Details of what effect inline
has are specific to a compiler. Compiler-specific extensions such as __attribute__((always_inline))
or __forceinline
might be more useful as they have stronger and more predictable effect.
For example with Clang, the function gets inlined if its "cost" is lower than the threshold value. The threshold value is set to 225 for function without any inline
attributes, but is multiplied by 0.333, 1.500 or 1.667 for optimization levels -Os
, -O2
and -O3
respectively. With inline
, the threshold value is set to 487. So the effect is more noticeable when compiling with lower levels, especially when using -Os
(75 vs 487 threshold). You can check and experiment with Clang's "Optimization Output" at https://godbolt.org.
Compilers do not require inline
keyword to inline the function. Although there are still situation when inlining will be disabled for some functions, unless inline
keyword is used. For example GCC won't inline functions with "default" visibility on ELF targets when building shared objects (-fPIC
flag) unless -fno-semantic-interposition
is specified.
The most common advise will be to "profile" the code, but I don't find it very useful as you won't be able to check all possible combinations of inline
keyword on all functions. It all comes with experience: C programmers usually know how the code generated by the compiler will look like, they also know what code they want to get in the end.

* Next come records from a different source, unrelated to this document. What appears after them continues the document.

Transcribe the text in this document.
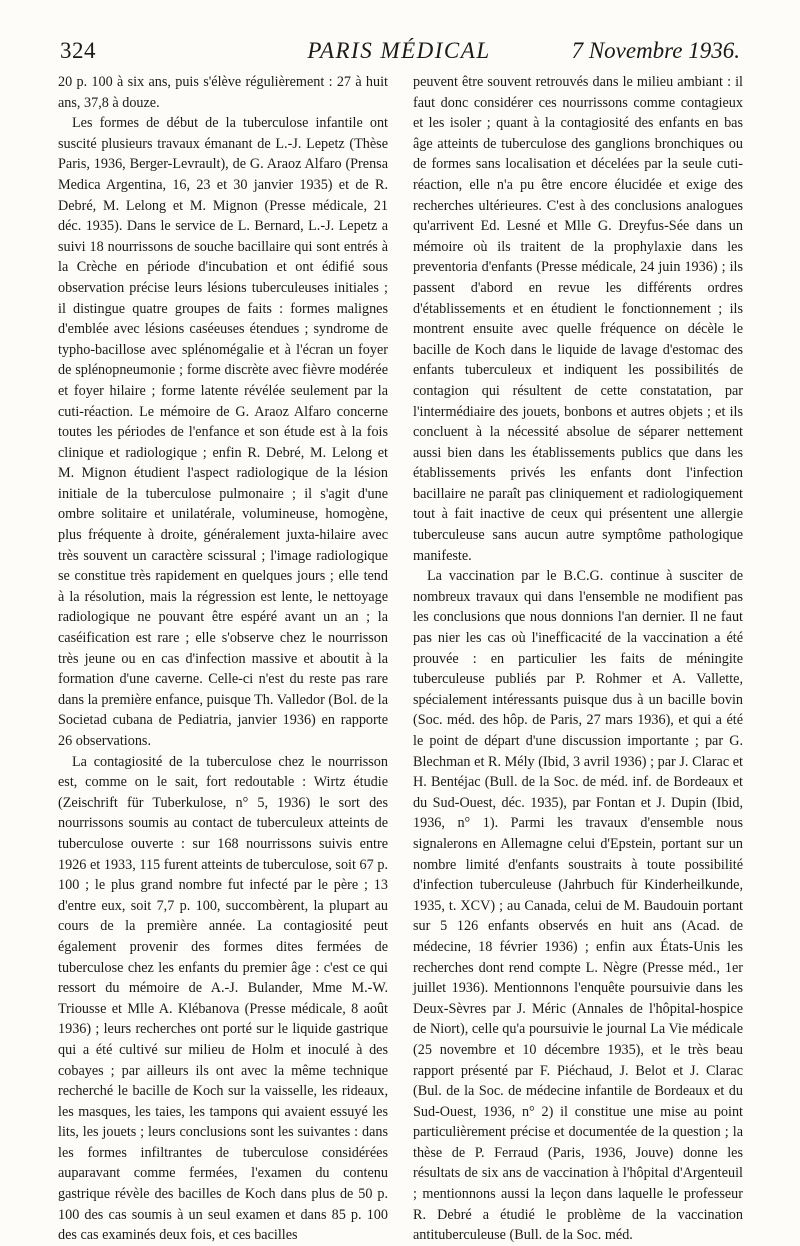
324	PARIS MÉDICAL	7 Novembre 1936.

20 p. 100 à six ans, puis s'élève régulièrement : 27 à huit ans, 37,8 à douze.

Les formes de début de la tuberculose infantile ont suscité plusieurs travaux émanant de L.-J. Lepetz (Thèse Paris, 1936, Berger-Levrault), de G. Araoz Alfaro (Prensa Medica Argentina, 16, 23 et 30 janvier 1935) et de R. Debré, M. Lelong et M. Mignon (Presse médicale, 21 déc. 1935). Dans le service de L. Bernard, L.-J. Lepetz a suivi 18 nourrissons de souche bacillaire qui sont entrés à la Crèche en période d'incubation et ont édifié sous observation précise leurs lésions tuberculeuses initiales ; il distingue quatre groupes de faits : formes malignes d'emblée avec lésions caséeuses étendues ; syndrome de typho-bacillose avec splénomégalie et à l'écran un foyer de splénopneumonie ; forme discrète avec fièvre modérée et foyer hilaire ; forme latente révélée seulement par la cuti-réaction. Le mémoire de G. Araoz Alfaro concerne toutes les périodes de l'enfance et son étude est à la fois clinique et radiologique ; enfin R. Debré, M. Lelong et M. Mignon étudient l'aspect radiologique de la lésion initiale de la tuberculose pulmonaire ; il s'agit d'une ombre solitaire et unilatérale, volumineuse, homogène, plus fréquente à droite, généralement juxta-hilaire avec très souvent un caractère scissural ; l'image radiologique se constitue très rapidement en quelques jours ; elle tend à la résolution, mais la régression est lente, le nettoyage radiologique ne pouvant être espéré avant un an ; la caséification est rare ; elle s'observe chez le nourrisson très jeune ou en cas d'infection massive et aboutit à la formation d'une caverne. Celle-ci n'est du reste pas rare dans la première enfance, puisque Th. Valledor (Bol. de la Societad cubana de Pediatria, janvier 1936) en rapporte 26 observations.

La contagiosité de la tuberculose chez le nourrisson est, comme on le sait, fort redoutable : Wirtz étudie (Zeischrift für Tuberkulose, n° 5, 1936) le sort des nourrissons soumis au contact de tuberculeux atteints de tuberculose ouverte : sur 168 nourrissons suivis entre 1926 et 1933, 115 furent atteints de tuberculose, soit 67 p. 100 ; le plus grand nombre fut infecté par le père ; 13 d'entre eux, soit 7,7 p. 100, succombèrent, la plupart au cours de la première année. La contagiosité peut également provenir des formes dites fermées de tuberculose chez les enfants du premier âge : c'est ce qui ressort du mémoire de A.-J. Bulander, Mme M.-W. Triousse et Mlle A. Klébanova (Presse médicale, 8 août 1936) ; leurs recherches ont porté sur le liquide gastrique qui a été cultivé sur milieu de Holm et inoculé à des cobayes ; par ailleurs ils ont avec la même technique recherché le bacille de Koch sur la vaisselle, les rideaux, les masques, les taies, les tampons qui avaient essuyé les lits, les jouets ; leurs conclusions sont les suivantes : dans les formes infiltrantes de tuberculose considérées auparavant comme fermées, l'examen du contenu gastrique révèle des bacilles de Koch dans plus de 50 p. 100 des cas soumis à un seul examen et dans 85 p. 100 des cas examinés deux fois, et ces bacilles

peuvent être souvent retrouvés dans le milieu ambiant : il faut donc considérer ces nourrissons comme contagieux et les isoler ; quant à la contagiosité des enfants en bas âge atteints de tuberculose des ganglions bronchiques ou de formes sans localisation et décelées par la seule cuti-réaction, elle n'a pu être encore élucidée et exige des recherches ultérieures. C'est à des conclusions analogues qu'arrivent Ed. Lesné et Mlle G. Dreyfus-Sée dans un mémoire où ils traitent de la prophylaxie dans les preventoria d'enfants (Presse médicale, 24 juin 1936) ; ils passent d'abord en revue les différents ordres d'établissements et en étudient le fonctionnement ; ils montrent ensuite avec quelle fréquence on décèle le bacille de Koch dans le liquide de lavage d'estomac des enfants tuberculeux et indiquent les possibilités de contagion qui résultent de cette constatation, par l'intermédiaire des jouets, bonbons et autres objets ; et ils concluent à la nécessité absolue de séparer nettement aussi bien dans les établissements publics que dans les établissements privés les enfants dont l'infection bacillaire ne paraît pas cliniquement et radiologiquement tout à fait inactive de ceux qui présentent une allergie tuberculeuse sans aucun autre symptôme pathologique manifeste.

La vaccination par le B.C.G. continue à susciter de nombreux travaux qui dans l'ensemble ne modifient pas les conclusions que nous donnions l'an dernier. Il ne faut pas nier les cas où l'inefficacité de la vaccination a été prouvée : en particulier les faits de méningite tuberculeuse publiés par P. Rohmer et A. Vallette, spécialement intéressants puisque dus à un bacille bovin (Soc. méd. des hôp. de Paris, 27 mars 1936), et qui a été le point de départ d'une discussion importante ; par G. Blechman et R. Mély (Ibid, 3 avril 1936) ; par J. Clarac et H. Bentéjac (Bull. de la Soc. de méd. inf. de Bordeaux et du Sud-Ouest, déc. 1935), par Fontan et J. Dupin (Ibid, 1936, n° 1). Parmi les travaux d'ensemble nous signalerons en Allemagne celui d'Epstein, portant sur un nombre limité d'enfants soustraits à toute possibilité d'infection tuberculeuse (Jahrbuch für Kinderheilkunde, 1935, t. XCV) ; au Canada, celui de M. Baudouin portant sur 5 126 enfants observés en huit ans (Acad. de médecine, 18 février 1936) ; enfin aux États-Unis les recherches dont rend compte L. Nègre (Presse méd., 1er juillet 1936). Mentionnons l'enquête poursuivie dans les Deux-Sèvres par J. Méric (Annales de l'hôpital-hospice de Niort), celle qu'a poursuivie le journal La Vie médicale (25 novembre et 10 décembre 1935), et le très beau rapport présenté par F. Piéchaud, J. Belot et J. Clarac (Bul. de la Soc. de médecine infantile de Bordeaux et du Sud-Ouest, 1936, n° 2) il constitue une mise au point particulièrement précise et documentée de la question ; la thèse de P. Ferraud (Paris, 1936, Jouve) donne les résultats de six ans de vaccination à l'hôpital d'Argenteuil ; mentionnons aussi la leçon dans laquelle le professeur R. Debré a étudié le problème de la vaccination antituberculeuse (Bull. de la Soc. méd.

Currently, main goals of inline
in C are:
- To suppress warnings for unused
static inline
functions (that come from headers)
- To implement
extern inline
functions.
Clang inlining can be manipulated through LLVM parameters -inline-threshold
and -inlinehint-threshold
.
In C++ inline
has additional meaning - inline functions generate "weak" symbols, duplicates of which have to be removed by the linker. In some cases function are treated as marked with inline
implicitly, but only semantically. Further adding inline
keyword increases inlining threshold at least on Clang (from a normal level to an "inline" level).